After her return to the United States, Jorgensen perfected a nightclub act. She obtained good reviews and was noted for her stage presence. She also achieved some notoriety when she was banned from certain venues, although this may have led, ultimately, to better publicity and attendance at her performances. Media attention also focused on her final genital reconstruction in 1954. After this surgery, called a vaginoplasty, Jorgensen felt more fully a woman, and her appearance was maintained by ongoing hormone treatments.

Photographs show that Jorgensen was an attractive woman. She had plans in the spring of 1959 to marry Howard J. Knox, a long-term friend and apparently also a romantic interest. However, the two prospective partners were denied a marriage permit. After this setback, which received much press attention and resulted in Knox losing his job, the two decided not to marry. Jorgensen continued with her entertainment career.

Significance

The 1960’s saw the development of a more liberal United States, and it saw much social activism. The 1969 Stonewall Rebellion in New York City helped to ignite a new movement for gay and lesbian rights. Feminists and civil rights advocates as well applied their activist skills to a changing social world and fought for acceptance of all kinds of difference, including gender difference. With increasingly open outlooks on sex, gender, and sexual orientation, and with ongoing medical developments in genital reconstruction, more Americans underwent gender reassignment. With that increase came the start of a decrease in social stigma for transsexuals, the transgendered, and the gender variant.

As the social acceptance of gender reassignment increased, Jorgensen received less and less burdensome media attention, which was a relief to her. In 1989, at age sixty-two, she died in relative obscurity in San Clemente, California, after a struggle with cancer.

Jorgensen remains an important figure in the history of gender studies and media studies, not so much because of her gender reassignment through surgery (which others had experienced earlier) and her life changes (also demonstrated by others at earlier dates) but because of the publicity that came with the changes. She became an icon of sorts and is remembered as a pioneer in the transgender/transsexual movement.

Bibliography

Boylan, Jennifer Finney. She’s Not There: A Life in Two Genders. New York: Broadway Books, 2003. An insightful autobiographical account of Boylan’s change from male to female, including the responses of her students and academic colleagues.

Califia, Patrick. Sex Changes: Transgender Politics. San Francisco, Calif.: Cleis Press, 1997. A consideration of transgender politics, especially in the United States.
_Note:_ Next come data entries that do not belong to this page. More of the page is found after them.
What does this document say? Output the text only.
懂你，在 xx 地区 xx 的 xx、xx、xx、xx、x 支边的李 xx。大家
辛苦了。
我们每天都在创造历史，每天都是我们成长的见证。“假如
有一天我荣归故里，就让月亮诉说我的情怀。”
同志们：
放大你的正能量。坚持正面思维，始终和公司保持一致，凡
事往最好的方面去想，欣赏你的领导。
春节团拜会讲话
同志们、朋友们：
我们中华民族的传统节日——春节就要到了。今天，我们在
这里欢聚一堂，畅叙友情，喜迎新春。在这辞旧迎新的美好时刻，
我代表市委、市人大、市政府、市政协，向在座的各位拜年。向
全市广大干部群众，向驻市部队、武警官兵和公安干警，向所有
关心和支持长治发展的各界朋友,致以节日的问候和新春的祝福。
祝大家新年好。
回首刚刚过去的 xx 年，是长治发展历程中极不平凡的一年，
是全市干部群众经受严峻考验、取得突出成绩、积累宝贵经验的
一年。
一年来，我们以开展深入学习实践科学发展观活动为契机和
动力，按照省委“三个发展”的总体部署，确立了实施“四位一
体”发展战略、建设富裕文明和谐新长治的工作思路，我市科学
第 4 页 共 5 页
Currah, Paisley, Richard M. Juang, and Shannon Price Minter, eds. Transgender Rights. Minneapolis: University of Minnesota Press, 2006. Legal, political, and social history of the transgendered community around the world. Useful references.

Jorgensen, Christine. Christine Jorgensen: A Personal Autobiography. San Francisco, Calif.: Cleis Press, 2000. Written in a pedantic fashion, with a concentration on mundane daily events, Jorgensen’s autobiography is nonetheless indispensable not only for her life story but also reasons for surgery. Includes photographs.

McCloskey, Deirdre N. Crossing: A Memoir. Chicago: University of Chicago Press, 1999. An account from a transgender academic who changed her gender expression from man to woman at the age of fifty-two. Includes photographs.

Morris, Jan. Conundrum. New York: Harcourt Brace Jovanovich, 1974. Morris’s account of her gender reassignment, living formerly as James Morris, a renowned travel writer.

Stryker, Susan, and Stephen Whittle, eds. The Transgender Studies Reader. New York: Routledge, 2006. A comprehensive selection of writings on transgender issues, including helpful references.